A self-made millionaire, Maloney said he can improve the economic progress the state has already made.

“We can make the business climate better. We can cut wasteful bureaucracy. We can eliminate wasteful regulation that holds back job growth,” he said, “and we can elect a new president.

“We can make West Virginia better, and that’s what it’s all about,” Maloney told a few dozen supporters who crammed into Ruby & Ketchy’s, a diner near his home that he and wife Sharon frequent. “We started something last year, and it’s time to finish it.”

After a breakfast of buckwheat pancakes, Maloney headed for the Secretary of State’s Office in Charleston to formally file his paperwork.

Tomblin, longtime president of the state Senate, is currently finishing the unexpired term of fellow Democrat and U.S. Sen. Joe Manchin. This fall’s election is for a full, four-year term.

A Tomblin spokesman didn’t immediately comment on the prospects of a general election rematch.

The only primary challenge Maloney faces so far is from fellow Morgantown Republican Ralph William Clark, who entered the race Jan. 17. Clark ran for governor last year but got less than 2 percent of the vote in the May primary.

Other candidates have until Saturday to file.

“The more West Virginians got to know Bill last year, the more they liked his plans to revitalize West Virginia,” said Phil Cox, executive director of the Republican Governors Association. His group tried last year to link Tomblin to President Barack Obama, considered unpopular in West Virginia.

Maloney also spent $2.45 million of his personal fortune to distinguish himself from six independent, third-party and write-in candidates on the ballot.

Maloney focused on the state’s high poverty ranking and touted his experience as an employer. He vowed to take West Virginia in a new direction by aggressively targeting its tax structure, regulatory policies and court system. He also campaigned on his contribution to the rescue plan that freed the 33 trapped Chilean miners in 2010, saying he provided drilling expertise.

Cox contends the more voters learned about Tomblin’s 40-year political career, “the less they liked him.”

Last fall, the governorship was the only race on the ballot, and voter turnout was less than 25 percent. This year, the race shares a full ballot of legislative and other statewide races, as well as federal House, Senate and presidential elections. 

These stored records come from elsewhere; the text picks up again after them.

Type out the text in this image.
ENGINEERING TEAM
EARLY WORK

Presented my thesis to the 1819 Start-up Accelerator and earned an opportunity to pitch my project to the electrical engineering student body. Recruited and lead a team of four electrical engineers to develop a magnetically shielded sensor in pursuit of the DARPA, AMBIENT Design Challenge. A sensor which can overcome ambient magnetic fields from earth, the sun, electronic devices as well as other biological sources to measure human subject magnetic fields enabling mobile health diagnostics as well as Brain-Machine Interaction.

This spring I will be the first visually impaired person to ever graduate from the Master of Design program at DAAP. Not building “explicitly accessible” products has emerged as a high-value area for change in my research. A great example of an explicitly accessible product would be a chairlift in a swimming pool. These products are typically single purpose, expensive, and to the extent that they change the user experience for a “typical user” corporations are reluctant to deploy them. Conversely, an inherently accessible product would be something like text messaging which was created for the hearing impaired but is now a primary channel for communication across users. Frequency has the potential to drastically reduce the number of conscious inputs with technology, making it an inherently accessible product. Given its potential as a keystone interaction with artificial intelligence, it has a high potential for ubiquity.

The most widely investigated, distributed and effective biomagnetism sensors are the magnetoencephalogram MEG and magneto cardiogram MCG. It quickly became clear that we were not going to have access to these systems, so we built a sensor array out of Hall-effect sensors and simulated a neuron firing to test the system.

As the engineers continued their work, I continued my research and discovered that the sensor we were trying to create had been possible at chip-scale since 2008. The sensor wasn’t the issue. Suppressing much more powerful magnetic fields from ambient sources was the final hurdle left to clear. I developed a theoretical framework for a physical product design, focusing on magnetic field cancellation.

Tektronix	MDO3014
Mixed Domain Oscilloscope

Maloney said he’s long strived to be part of his community, and running for governor is “the ultimate of what you can do to give back.”

He also talked about humble beginnings, living in two Morgantown trailer parks when he first started North American Drillers in the 1980s and then turning that beginning into “the American dream.”

“It’s something that with a lot of determination and hard work, you can do if you strive to do the right thing and work hard, you can get ahead,” he said. He called anyone who has a problem with that idea “misguided.”